とりわけ活発な交流がみられるのは1920年代後半から1930年代にかけて、河井が柳宗悦や濱田庄司らと民藝運動を興し、運動が本格化をみせたときです。この民藝運動を支えた立役者こそ山本でした。
(左から 河井寬次郎、山本爲三郎)
1928年の御大礼記念国産振興東京博覧会において、河井をはじめ民藝の同人たちは、木造平屋の1棟に民藝の精神にかなう品を展示する「民藝館」を出陳します。
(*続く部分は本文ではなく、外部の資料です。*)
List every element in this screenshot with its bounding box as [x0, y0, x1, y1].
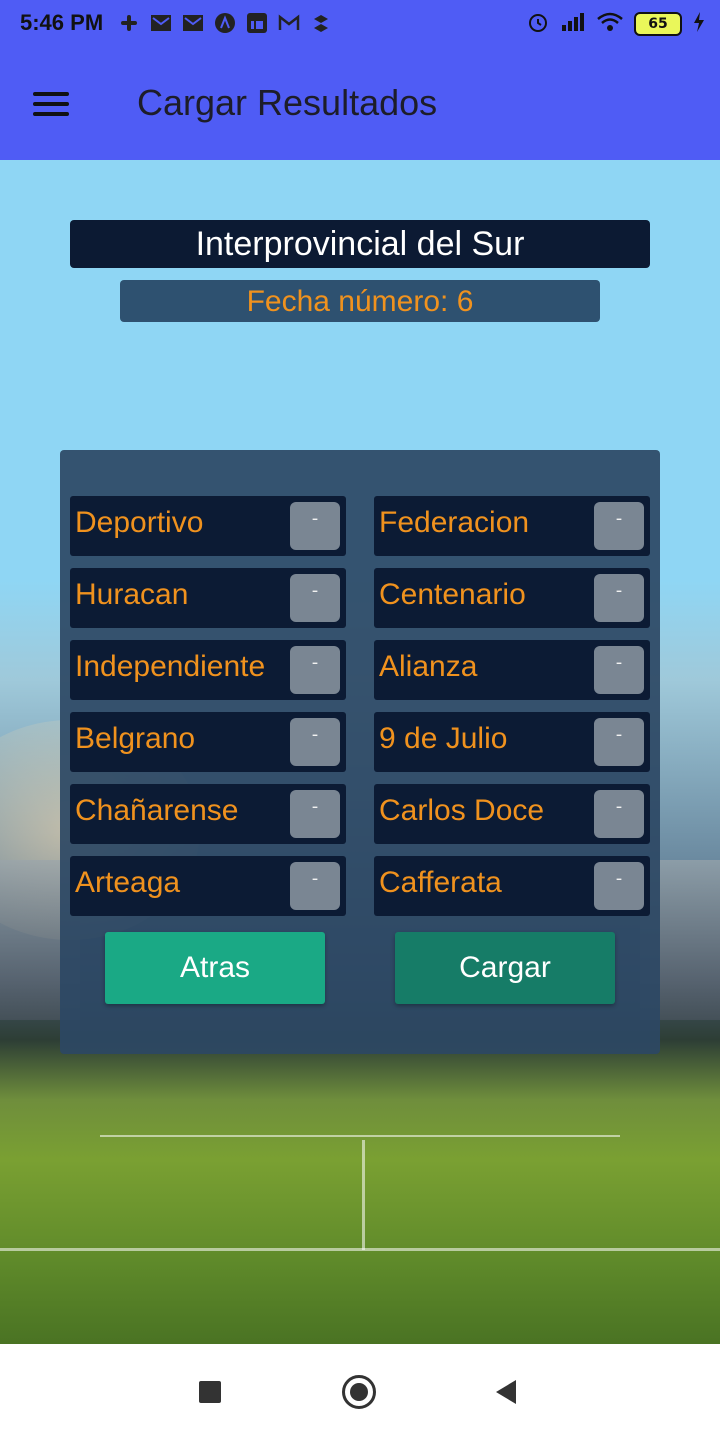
home-score-input[interactable]: -: [290, 646, 340, 694]
home-team-name: Chañarense: [75, 794, 239, 827]
match-row: Deportivo - Federacion -: [70, 496, 650, 556]
match-row: Belgrano - 9 de Julio -: [70, 712, 650, 772]
mail-icon: [150, 12, 172, 34]
background-field-line: [100, 1135, 620, 1137]
app-header: 5:46 PM 65 Cargar Resultados: [0, 0, 720, 160]
home-team-name: Arteaga: [75, 866, 181, 899]
gmail-icon: [278, 12, 300, 34]
home-team-name: Belgrano: [75, 722, 196, 755]
away-team-name: Alianza: [379, 650, 478, 683]
load-button[interactable]: Cargar: [395, 932, 615, 1004]
status-time: 5:46 PM: [20, 10, 104, 35]
battery-indicator: 65: [634, 12, 682, 36]
home-team-name: Deportivo: [75, 506, 204, 539]
page-title: Cargar Resultados: [137, 82, 438, 123]
app-icon: [214, 12, 236, 34]
home-team: Arteaga -: [70, 856, 346, 916]
notification-icons: [118, 12, 332, 34]
wifi-icon: [596, 11, 624, 37]
away-team-name: Carlos Doce: [379, 794, 545, 827]
match-row: Independiente - Alianza -: [70, 640, 650, 700]
away-team: Alianza -: [374, 640, 650, 700]
back-icon[interactable]: [496, 1380, 516, 1404]
system-indicators: 65: [526, 10, 706, 38]
content-area: Interprovincial del Sur Fecha número: 6 …: [0, 160, 720, 1344]
away-score-input[interactable]: -: [594, 646, 644, 694]
away-team-name: 9 de Julio: [379, 722, 508, 755]
away-team: Centenario -: [374, 568, 650, 628]
mail-icon: [182, 12, 204, 34]
back-button[interactable]: Atras: [105, 932, 325, 1004]
away-team: Federacion -: [374, 496, 650, 556]
away-score-input[interactable]: -: [594, 718, 644, 766]
home-team: Deportivo -: [70, 496, 346, 556]
home-team: Huracan -: [70, 568, 346, 628]
home-team-name: Huracan: [75, 578, 189, 611]
away-team-name: Federacion: [379, 506, 530, 539]
signal-icon: [560, 11, 586, 37]
away-score-input[interactable]: -: [594, 862, 644, 910]
away-team: Carlos Doce -: [374, 784, 650, 844]
alarm-icon: [526, 10, 550, 38]
home-score-input[interactable]: -: [290, 862, 340, 910]
hamburger-icon[interactable]: [33, 92, 71, 120]
home-score-input[interactable]: -: [290, 790, 340, 838]
away-team-name: Cafferata: [379, 866, 502, 899]
fecha-label: Fecha número: 6: [120, 280, 600, 322]
match-row: Arteaga - Cafferata -: [70, 856, 650, 916]
linkedin-icon: [246, 12, 268, 34]
home-team: Belgrano -: [70, 712, 346, 772]
home-team: Chañarense -: [70, 784, 346, 844]
recents-icon[interactable]: [199, 1381, 221, 1403]
charging-icon: [692, 11, 706, 37]
home-score-input[interactable]: -: [290, 718, 340, 766]
away-score-input[interactable]: -: [594, 502, 644, 550]
away-score-input[interactable]: -: [594, 790, 644, 838]
home-icon[interactable]: [342, 1375, 376, 1409]
slack-icon: [118, 12, 140, 34]
away-team-name: Centenario: [379, 578, 526, 611]
tournament-title: Interprovincial del Sur: [70, 220, 650, 268]
match-row: Huracan - Centenario -: [70, 568, 650, 628]
results-panel: Deportivo - Federacion - Huracan - Cente…: [60, 450, 660, 1054]
away-score-input[interactable]: -: [594, 574, 644, 622]
away-team: 9 de Julio -: [374, 712, 650, 772]
match-row: Chañarense - Carlos Doce -: [70, 784, 650, 844]
dropbox-icon: [310, 12, 332, 34]
home-score-input[interactable]: -: [290, 502, 340, 550]
background-field-line: [362, 1140, 365, 1250]
away-team: Cafferata -: [374, 856, 650, 916]
status-bar: 5:46 PM 65: [0, 0, 720, 50]
home-team-name: Independiente: [75, 650, 266, 683]
home-score-input[interactable]: -: [290, 574, 340, 622]
home-team: Independiente -: [70, 640, 346, 700]
system-nav-bar: [0, 1344, 720, 1440]
background-field-line: [0, 1248, 720, 1251]
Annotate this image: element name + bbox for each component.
山本はこの事業を支援し、会期終了後には大阪の自邸に「民藝館」の建築を什器ごと移しました。「三國荘(みくにそう)」と名づけられたこの場所は、山本家の生活の場であるとともに、民藝運動の拠点ともなったのです。
三國荘の芳名録には河井の訪問記録がのこり、山本の日記には、三國荘での面会や自ら京都の河井邸を訪ねたことなど、河井の名がたびたび記されています。河井は三國荘に足しげく通うとともに、山本家のためにさまざまなうつわを制作しています。山本家の食卓で実際に愛用されていた皿や碗、鉢などの組物が多くのこされているのは、山本コレクションの大きな特徴です。
山本はその後も日本民藝館の設立や河井の個展に際して、その活動を支援し見守りつづけ、戦争という暗い時代を乗り越えながら制作に挑む河井と交流をもちました。終生にわたって親交した山本の存在は、河井にとってかけがえのないものだったのでしょう。1966年、山本の逝去の際には追悼文を寄せ、約8か月後、奇しくも同年に河井もその生涯を終えました。
ぜひ本展にて、河井と山本との絆の強さを感じることのできる作品の数々をご覧ください。